Ferden proved a capable leader. He enforced a neatness of execution uncommon at such events, with crisp articulations from all the sections, precise balances and keen ensemble playing. He generally avoided the over-brassy climax where possible, and even the more heated lyrical passages had disciplined shape to them.

The amplification system didn’t help him in his quest for poised statements, however. It gave the orchestra a bright, electric tinge. And although it revealed the players to be in well-rehearsed form, it rendered everything in the aural equivalent of harsh fluorescent lighting.


“Marche Slav” emerged clean and crisp, even slightly understated. The Suite from “Swan Lake” proved tidy as well, though at times bland in Ferden’s by-the-book reading. In “Romeo and Juliet,” Ferden found muted colors in the love theme, judiciously held back until its final flowering, but the allegros lacked urgency in their fleetness and curt execution.
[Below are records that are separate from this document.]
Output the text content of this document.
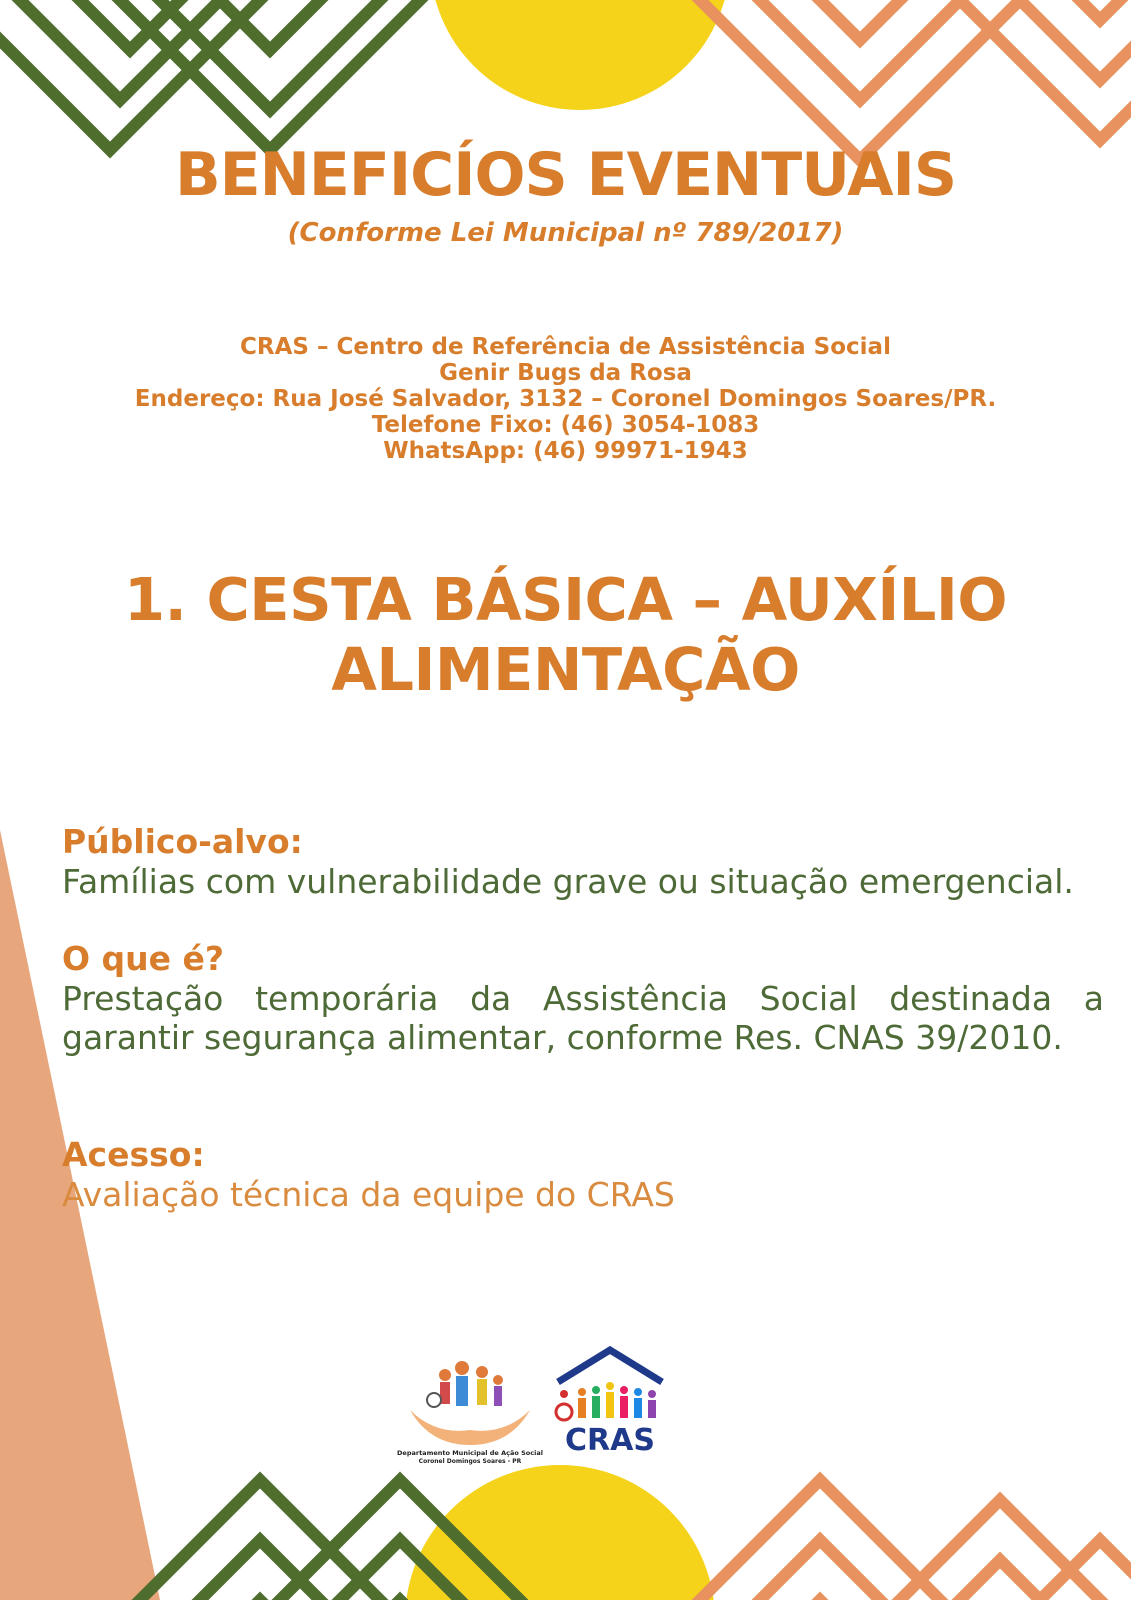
BENEFICÍOS EVENTUAIS
(Conforme Lei Municipal nº 789/2017)
CRAS – Centro de Referência de Assistência Social
Genir Bugs da Rosa
Endereço: Rua José Salvador, 3132 – Coronel Domingos Soares/PR.
Telefone Fixo: (46) 3054-1083
WhatsApp: (46) 99971-1943
1. CESTA BÁSICA – AUXÍLIO
ALIMENTAÇÃO
Público-alvo:
Famílias com vulnerabilidade grave ou situação emergencial.
O que é?
Prestação temporária da Assistência Social destinada a garantir segurança alimentar, conforme Res. CNAS 39/2010.
Acesso:
Avaliação técnica da equipe do CRAS
Departamento Municipal de Ação Social
Coronel Domingos Soares - PR
CRAS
Twenty-year-old cellist Allison Eldredge provided a respite from the din with the Variations on a Rococo Theme. She revealed an ample, easygoing technique and a logical lyricism that got straight to the point, no fuss. Ferden accompanied elegantly.

Then the “1812" Overture. The Huntington Beach Concert Band added to the clamor. The fireworks were loud. The cannons were very loud . Some might say too loud. Ugh.